The R.O.I. of Caregiving Benefits
In the United States, support for sustainable working parenthood is viewed as a privilege, not a basic right, as treated in other modern economies. Legislation for national plans around paid family leave and subsidized child care have stalled repeatedly for decades, leaving solutions up to state government or the private sector.
Indeed, business support for employees who have caregiving obligations is becoming more common, due to 1) the new visibility around these needs during the Covid-19 pandemic, and 2) the emergence of a new-generation workforce of all genders and ages that is embracing caregiving as an identity label. As many as 73% of workers have caregiving responsibility in their families—whether for babies, older kids, or aging loved ones—and it’s become increasingly clear that working parenthood is a marathon, not a sprint.

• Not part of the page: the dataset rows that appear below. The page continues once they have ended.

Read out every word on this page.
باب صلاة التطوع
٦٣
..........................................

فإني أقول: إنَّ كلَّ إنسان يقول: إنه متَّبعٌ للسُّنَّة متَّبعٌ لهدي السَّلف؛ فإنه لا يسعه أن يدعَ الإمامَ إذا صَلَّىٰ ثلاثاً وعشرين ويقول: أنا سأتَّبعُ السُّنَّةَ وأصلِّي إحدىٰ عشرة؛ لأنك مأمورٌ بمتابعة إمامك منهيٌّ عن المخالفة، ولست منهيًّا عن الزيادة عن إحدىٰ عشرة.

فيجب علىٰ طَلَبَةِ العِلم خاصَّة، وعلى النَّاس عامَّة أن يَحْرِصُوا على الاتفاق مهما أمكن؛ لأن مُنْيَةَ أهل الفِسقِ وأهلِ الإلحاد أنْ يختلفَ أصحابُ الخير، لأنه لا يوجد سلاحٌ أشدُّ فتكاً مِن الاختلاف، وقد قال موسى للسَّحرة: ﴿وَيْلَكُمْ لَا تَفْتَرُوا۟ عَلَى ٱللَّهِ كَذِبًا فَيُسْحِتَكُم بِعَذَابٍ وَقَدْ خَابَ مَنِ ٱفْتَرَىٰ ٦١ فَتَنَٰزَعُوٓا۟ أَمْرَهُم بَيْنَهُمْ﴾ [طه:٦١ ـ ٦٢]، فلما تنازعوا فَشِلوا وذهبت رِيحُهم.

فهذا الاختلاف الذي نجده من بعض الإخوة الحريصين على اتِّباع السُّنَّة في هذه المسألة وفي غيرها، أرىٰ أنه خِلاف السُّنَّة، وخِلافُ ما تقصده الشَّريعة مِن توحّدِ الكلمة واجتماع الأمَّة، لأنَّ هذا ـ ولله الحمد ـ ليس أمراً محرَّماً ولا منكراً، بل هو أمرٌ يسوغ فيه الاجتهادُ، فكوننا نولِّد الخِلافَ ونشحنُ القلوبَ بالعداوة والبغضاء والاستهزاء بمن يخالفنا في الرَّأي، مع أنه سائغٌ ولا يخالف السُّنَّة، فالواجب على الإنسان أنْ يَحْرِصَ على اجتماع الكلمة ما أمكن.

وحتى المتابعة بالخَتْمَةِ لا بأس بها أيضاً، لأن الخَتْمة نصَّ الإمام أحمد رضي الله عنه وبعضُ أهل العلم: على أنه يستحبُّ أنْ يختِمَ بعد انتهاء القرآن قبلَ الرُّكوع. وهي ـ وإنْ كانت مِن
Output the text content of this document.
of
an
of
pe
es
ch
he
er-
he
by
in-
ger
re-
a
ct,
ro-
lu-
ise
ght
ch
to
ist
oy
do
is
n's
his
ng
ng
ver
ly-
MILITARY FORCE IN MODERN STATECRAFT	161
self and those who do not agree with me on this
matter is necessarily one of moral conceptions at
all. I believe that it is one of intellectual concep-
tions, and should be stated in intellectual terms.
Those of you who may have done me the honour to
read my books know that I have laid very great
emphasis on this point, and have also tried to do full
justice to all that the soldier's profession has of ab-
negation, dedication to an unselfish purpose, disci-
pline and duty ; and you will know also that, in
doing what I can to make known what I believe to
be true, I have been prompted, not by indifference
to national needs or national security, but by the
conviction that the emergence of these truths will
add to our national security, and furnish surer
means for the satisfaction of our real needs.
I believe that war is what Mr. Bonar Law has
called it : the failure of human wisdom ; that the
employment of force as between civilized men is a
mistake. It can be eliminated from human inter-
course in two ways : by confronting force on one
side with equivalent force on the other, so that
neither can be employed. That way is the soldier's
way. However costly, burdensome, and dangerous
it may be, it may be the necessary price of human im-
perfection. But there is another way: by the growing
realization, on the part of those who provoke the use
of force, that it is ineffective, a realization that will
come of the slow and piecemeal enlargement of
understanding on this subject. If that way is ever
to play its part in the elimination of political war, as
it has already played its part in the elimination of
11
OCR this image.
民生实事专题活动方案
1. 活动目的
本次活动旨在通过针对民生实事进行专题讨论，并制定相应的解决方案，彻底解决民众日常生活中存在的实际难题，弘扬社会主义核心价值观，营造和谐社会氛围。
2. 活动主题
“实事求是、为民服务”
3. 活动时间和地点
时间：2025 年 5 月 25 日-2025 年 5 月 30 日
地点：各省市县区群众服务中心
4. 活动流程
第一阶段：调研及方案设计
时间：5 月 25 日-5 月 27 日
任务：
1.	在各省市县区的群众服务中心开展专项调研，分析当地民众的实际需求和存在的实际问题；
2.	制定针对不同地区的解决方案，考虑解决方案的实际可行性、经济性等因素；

Business policies that support family life—parental leave, caregiving benefits, flexible policies and more—are both practical and emblematic, signaling organization-wide values. They can also improve equity, especially when employers offer benefits (like backup child care or on-ramping programs for new moms) to employees in lower-paying fields who are already more likely to be from marginalized groups and more likely to be pushed out of the workforce due to caregiving responsibilities.
As working parents become more emboldened to push for caregiving benefits—83% of women and 81% of men with children ages 0-5 said that child care support would be an important factor in whether they’d stay or switch employers—the time is ripe to reframe the cultural narrative around support for caregivers in the workforce. Caregiving support is not “bells and whistles” but a vital pillar of profitability, with calculable R.O.I., that makes sense for all businesses and all employees.
Through first-person case studies and a survey of 300+ employees, our research uncovered a primary finding: workplace support for parenthood drives profits. Contrary to the stereotype of the distracted, overwhelmed, disheveled mess, our data shows that parents are not “quiet quitting” anything. Their caregiving responsibilities compel them to seek meaning, flexibility, and benefits like child care specifically because of their ambition to create value. The upshot: When businesses support parents’ caregiving needs, they get back their most productive, and profitable work ever.